A rigid body is in mechanical equilibrium if the net external force is zero (translational equilibrium, $\sum \mathbf{F}_{\text{ext}} = \mathbf{0}$) and the net external torque is zero (rotational equilibrium, $\sum \boldsymbol{\tau}_{\text{ext}} = \mathbf{0}$).

Moment of inertia ($I$) is the rotational analogue of mass, representing an object's resistance to angular acceleration. It is defined as $I = \sum m_i r_i^2$, where $r_i$ is the perpendicular distance of mass $m_i$ from the axis of rotation.

The radius of gyration ($k$) is the distance from the axis of rotation to a point where the entire mass of the body could be concentrated without changing its moment of inertia. It is related by $I = M k^2$.

The kinetic energy of a body rotating about a fixed axis is given by $K = \frac{1}{2} I \omega^2$, where $I$ is the moment of inertia and $\omega$ is the angular velocity.

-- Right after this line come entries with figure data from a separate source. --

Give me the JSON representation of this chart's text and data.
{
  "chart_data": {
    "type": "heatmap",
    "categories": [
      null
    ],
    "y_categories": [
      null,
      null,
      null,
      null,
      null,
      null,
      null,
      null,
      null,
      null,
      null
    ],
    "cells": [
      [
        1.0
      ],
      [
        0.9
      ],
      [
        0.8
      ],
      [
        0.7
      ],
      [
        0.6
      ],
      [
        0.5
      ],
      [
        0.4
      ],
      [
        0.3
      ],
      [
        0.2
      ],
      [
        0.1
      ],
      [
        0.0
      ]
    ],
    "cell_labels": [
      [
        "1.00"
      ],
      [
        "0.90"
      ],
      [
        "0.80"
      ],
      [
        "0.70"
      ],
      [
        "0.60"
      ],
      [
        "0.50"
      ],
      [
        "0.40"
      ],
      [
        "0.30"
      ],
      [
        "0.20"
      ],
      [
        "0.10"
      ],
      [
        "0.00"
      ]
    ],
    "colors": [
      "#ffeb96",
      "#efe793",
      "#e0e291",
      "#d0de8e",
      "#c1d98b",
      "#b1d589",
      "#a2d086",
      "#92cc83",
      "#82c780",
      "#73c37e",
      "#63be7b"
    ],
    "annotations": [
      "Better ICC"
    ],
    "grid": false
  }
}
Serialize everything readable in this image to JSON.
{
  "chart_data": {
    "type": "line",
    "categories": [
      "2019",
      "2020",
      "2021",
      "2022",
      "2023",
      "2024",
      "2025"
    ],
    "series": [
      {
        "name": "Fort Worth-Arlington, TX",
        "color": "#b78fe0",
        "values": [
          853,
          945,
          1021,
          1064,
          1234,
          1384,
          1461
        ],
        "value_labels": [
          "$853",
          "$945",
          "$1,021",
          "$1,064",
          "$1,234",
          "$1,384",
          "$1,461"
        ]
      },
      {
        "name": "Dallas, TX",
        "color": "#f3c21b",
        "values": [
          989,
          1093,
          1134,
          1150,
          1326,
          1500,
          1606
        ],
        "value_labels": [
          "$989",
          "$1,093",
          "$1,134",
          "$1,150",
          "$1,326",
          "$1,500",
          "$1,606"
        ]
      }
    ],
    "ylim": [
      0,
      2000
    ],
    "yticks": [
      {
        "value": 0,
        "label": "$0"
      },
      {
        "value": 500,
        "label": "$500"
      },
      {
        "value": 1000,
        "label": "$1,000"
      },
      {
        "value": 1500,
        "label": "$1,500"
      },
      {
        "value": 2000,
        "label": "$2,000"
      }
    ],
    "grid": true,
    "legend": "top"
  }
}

The rotational analogue of Newton's second law ($F = ma$) is $\tau = I \alpha$. This states that the net external torque on a body is equal to the product of its moment of inertia and its angular acceleration.

The linear velocity $\mathbf{v}$ of a particle in a rigid body rotating with angular velocity $\boldsymbol{\omega}$ is given by the vector product $\mathbf{v} = \boldsymbol{\omega} \times \mathbf{r}$, where $\mathbf{r}$ is the position vector of the particle from the axis.

For uniform angular acceleration $\alpha$, the equations of rotational motion are analogous to linear motion: $\omega = \omega_0 + \alpha t$, $\theta = \theta_0 + \omega_0 t + \frac{1}{2} \alpha t^2$, and $\omega^2 = \omega_0^2 + 2\alpha(\theta - \theta_0)$.